American and Austrian Ruins in Korngold's Symphony in F-sharp
Korngold and His World
In the immediate aftermath of the Second World War, Erich Korngold turned to writing two works that he hoped would serve as a "bridge" back to his former world of concert music. The first was his Violin Concerto, which he had begun in 1937 only to cease composition two years later as a musical protest against the Nazi Anschluss. According to his family, Korngold had "vowed not to compose what he called "his own music" until Hitler was dead or overthrown," and thus the piece lay dormant in the composer's portfolio for nearly eight years as he furthered his career in film. With the collapse of the Third Reich in May 1945, Korngold returned to complete it.
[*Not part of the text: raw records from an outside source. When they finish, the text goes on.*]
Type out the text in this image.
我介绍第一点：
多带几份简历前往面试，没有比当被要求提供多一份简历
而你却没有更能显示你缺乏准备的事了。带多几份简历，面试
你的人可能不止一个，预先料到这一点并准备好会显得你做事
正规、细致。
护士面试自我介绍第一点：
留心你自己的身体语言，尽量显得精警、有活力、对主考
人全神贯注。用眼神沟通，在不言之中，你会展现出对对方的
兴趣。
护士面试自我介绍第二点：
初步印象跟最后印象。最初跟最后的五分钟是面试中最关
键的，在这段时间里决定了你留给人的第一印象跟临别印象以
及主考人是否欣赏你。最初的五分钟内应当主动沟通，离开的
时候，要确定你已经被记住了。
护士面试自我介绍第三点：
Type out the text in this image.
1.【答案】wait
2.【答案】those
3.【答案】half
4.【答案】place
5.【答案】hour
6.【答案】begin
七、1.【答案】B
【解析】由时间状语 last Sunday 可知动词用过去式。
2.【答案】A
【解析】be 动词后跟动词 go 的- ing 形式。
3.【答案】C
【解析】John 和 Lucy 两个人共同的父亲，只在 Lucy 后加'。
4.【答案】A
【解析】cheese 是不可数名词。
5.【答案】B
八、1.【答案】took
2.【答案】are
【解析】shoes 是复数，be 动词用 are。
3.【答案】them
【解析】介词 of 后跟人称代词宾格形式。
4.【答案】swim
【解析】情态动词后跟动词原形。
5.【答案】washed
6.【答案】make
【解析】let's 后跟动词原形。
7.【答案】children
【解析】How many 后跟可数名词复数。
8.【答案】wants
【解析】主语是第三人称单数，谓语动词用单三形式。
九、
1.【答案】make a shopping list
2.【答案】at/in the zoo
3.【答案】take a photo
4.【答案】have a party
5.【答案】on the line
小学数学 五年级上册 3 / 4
The second work was his Cello Concerto (1946), which connected his work as a Hollywood film composer to the realm of his art music. Excerpts were first featured as diegetic music in Deception (1946), a film about a love triangle involving a pianist, a cellist, and a composer. The cellist Eleanor Slatkin, who performed the excerpts for the film, would later present the entire concerto with the Los Angeles Philharmonic on December 29, 1946, two months after the commercial release of the film.
Wlodarski, Amy Lynn. "American and Austrian Ruins in Korngold's Symphony in F-sharp." In Korngold and His World, edited by Daniel Goldmark and Kevin C. Karnes, 167-189. Princeton, NJ: Princeton University Press, 2019.